In November 2021, the Committee published the report on its landscape review of the standards regime in central government.
Upholding Public Standards made recommendations to increase the independence of regulators, strengthen the rules and build a better compliance culture in central government.
Like the previous Boardman report into Greensill, and PACAC report published in December 2022, the evidence we heard pointed to the need for greater proactive attention to standards to protect the integrity of government.

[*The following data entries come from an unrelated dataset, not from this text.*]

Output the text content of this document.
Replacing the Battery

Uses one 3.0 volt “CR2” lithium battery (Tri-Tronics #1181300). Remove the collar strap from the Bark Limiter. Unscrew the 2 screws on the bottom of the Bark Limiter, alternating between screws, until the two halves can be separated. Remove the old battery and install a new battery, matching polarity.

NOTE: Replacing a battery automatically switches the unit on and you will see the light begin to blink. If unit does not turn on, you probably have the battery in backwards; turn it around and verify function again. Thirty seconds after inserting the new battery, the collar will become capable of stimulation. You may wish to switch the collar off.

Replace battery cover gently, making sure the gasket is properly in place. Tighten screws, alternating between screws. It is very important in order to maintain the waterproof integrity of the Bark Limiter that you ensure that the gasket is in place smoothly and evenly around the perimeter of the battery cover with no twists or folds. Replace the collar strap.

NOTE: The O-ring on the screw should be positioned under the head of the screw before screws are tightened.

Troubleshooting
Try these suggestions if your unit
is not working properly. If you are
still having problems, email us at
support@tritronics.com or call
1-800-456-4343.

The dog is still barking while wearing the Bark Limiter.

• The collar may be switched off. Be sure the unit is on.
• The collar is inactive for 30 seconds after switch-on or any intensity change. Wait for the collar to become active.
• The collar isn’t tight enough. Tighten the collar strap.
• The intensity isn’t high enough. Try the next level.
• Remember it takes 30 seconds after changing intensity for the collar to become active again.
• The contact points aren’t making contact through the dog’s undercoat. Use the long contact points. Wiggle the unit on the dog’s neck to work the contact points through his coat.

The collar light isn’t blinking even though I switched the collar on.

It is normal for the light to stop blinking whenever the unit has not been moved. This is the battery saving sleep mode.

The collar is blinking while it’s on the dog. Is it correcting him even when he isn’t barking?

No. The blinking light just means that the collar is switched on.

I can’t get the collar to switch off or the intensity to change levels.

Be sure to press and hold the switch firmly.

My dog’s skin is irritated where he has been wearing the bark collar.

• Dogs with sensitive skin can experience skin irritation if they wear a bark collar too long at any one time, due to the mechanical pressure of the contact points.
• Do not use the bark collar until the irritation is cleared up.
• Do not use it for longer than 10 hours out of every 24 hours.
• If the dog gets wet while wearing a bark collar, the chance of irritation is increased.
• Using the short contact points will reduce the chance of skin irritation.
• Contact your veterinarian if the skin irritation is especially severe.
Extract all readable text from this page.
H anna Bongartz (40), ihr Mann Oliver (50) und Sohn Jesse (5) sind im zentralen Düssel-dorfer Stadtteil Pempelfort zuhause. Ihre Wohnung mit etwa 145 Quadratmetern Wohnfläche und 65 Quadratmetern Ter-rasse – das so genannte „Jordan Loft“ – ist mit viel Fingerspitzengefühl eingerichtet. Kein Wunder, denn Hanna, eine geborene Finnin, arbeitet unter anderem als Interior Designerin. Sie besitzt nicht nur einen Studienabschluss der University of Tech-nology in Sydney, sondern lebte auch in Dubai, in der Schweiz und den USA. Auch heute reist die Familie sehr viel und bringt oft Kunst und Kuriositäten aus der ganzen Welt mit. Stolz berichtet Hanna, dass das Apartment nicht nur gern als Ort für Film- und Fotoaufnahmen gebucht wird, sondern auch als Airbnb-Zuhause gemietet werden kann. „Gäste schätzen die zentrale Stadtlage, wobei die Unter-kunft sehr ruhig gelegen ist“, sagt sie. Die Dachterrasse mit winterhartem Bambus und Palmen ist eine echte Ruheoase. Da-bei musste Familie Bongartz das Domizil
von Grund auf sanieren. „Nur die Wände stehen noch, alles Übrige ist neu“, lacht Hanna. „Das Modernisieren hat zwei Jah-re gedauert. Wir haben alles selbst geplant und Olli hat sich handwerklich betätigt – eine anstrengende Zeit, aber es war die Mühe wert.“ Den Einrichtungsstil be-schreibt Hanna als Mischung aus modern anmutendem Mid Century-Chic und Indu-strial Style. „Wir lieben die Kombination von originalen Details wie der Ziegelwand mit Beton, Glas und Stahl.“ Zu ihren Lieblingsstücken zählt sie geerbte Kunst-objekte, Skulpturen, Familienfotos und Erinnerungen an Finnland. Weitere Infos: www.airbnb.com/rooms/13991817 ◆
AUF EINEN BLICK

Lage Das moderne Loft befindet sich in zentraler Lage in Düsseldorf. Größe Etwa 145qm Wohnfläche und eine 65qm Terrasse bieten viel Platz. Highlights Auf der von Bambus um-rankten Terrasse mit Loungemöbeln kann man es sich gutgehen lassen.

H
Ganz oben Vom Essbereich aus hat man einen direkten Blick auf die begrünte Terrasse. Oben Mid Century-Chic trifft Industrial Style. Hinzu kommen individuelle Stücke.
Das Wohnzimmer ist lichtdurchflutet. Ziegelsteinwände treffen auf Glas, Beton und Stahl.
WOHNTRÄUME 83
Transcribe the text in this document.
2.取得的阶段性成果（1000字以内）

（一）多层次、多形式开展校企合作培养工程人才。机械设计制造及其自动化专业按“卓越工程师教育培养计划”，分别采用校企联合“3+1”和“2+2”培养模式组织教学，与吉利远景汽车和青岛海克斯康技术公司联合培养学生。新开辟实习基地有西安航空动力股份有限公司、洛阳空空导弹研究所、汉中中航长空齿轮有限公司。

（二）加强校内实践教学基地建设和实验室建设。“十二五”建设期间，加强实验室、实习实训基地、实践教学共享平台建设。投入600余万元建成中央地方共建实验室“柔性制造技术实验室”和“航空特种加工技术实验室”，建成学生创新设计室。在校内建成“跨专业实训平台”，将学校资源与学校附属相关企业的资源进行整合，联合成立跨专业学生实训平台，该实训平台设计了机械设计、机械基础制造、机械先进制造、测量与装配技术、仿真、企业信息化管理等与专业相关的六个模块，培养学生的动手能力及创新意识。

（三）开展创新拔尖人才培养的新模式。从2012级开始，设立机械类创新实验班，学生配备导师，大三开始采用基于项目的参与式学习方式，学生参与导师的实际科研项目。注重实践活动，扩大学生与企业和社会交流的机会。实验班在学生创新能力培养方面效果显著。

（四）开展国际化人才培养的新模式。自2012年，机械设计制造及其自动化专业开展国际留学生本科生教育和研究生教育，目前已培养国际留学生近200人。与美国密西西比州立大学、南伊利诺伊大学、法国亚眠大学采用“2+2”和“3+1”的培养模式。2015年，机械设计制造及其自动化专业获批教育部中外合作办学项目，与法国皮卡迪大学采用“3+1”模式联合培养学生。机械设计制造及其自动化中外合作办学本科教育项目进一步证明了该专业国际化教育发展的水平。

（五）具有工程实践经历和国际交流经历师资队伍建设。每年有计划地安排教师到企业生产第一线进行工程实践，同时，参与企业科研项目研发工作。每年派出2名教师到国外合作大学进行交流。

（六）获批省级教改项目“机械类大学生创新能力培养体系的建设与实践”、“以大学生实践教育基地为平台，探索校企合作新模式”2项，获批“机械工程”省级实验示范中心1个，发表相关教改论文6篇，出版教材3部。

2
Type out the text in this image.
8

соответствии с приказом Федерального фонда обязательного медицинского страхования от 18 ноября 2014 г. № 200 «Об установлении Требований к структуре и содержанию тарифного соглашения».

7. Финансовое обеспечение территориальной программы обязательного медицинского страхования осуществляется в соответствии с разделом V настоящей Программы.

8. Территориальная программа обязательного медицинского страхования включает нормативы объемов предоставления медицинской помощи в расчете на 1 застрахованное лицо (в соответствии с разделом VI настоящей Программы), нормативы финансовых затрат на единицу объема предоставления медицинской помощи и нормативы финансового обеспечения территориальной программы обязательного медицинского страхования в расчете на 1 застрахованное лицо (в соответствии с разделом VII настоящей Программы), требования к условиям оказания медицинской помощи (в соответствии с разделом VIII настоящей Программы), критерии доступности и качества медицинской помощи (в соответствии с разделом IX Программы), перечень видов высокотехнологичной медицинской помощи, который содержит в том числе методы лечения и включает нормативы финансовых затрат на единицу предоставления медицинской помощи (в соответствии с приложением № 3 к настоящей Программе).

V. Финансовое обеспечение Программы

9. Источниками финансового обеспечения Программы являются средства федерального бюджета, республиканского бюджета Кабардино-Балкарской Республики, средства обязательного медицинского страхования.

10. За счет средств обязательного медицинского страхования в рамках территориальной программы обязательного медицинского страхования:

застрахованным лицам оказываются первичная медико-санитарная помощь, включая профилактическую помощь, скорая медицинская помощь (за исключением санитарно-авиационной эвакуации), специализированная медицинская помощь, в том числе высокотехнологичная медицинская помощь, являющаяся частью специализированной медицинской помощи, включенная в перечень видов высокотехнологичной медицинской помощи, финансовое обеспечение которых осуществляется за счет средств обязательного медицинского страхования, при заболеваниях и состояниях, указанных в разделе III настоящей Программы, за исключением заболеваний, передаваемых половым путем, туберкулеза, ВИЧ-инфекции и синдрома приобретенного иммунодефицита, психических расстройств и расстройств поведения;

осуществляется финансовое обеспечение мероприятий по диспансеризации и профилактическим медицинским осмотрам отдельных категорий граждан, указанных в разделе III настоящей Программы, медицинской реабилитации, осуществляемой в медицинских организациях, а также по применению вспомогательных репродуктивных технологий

Changes to the structures and processes that support high standards often follow a scandal and response. But when changes are made following media and public outcry this runs the risk of rushed, disproportionate or partial reforms. The Committee’s 2021 report was not a response to any particular scandal, but was intended as a health check on the complex web of regulatory bodies, rules and codes that have evolved over several decades. We looked at the ethical regulation of public appointments made by ministers, how conflicts are managed in business appointments when people leave public office, the Ministerial Code governing ministerial conduct, and the level of transparency around lobbying and ministers’ interests.
The current system - mostly non statutory and based on convention - has been stress tested in recent years. And while I am not someone who believes that there has ever been a golden time for perceptions of standards, recent polling shows the worrying impact negative perceptions of standards can have on public trust.
The government has committed to responding to our report before the Summer and we remain hopeful that our 2021 proposals are being carefully considered.
There is a real opportunity to repair and update the way standards are maintained and promoted in central government, providing the transparency, accountability and scrutiny that helps build and maintain the public’s trust. We await the government’s response with interest.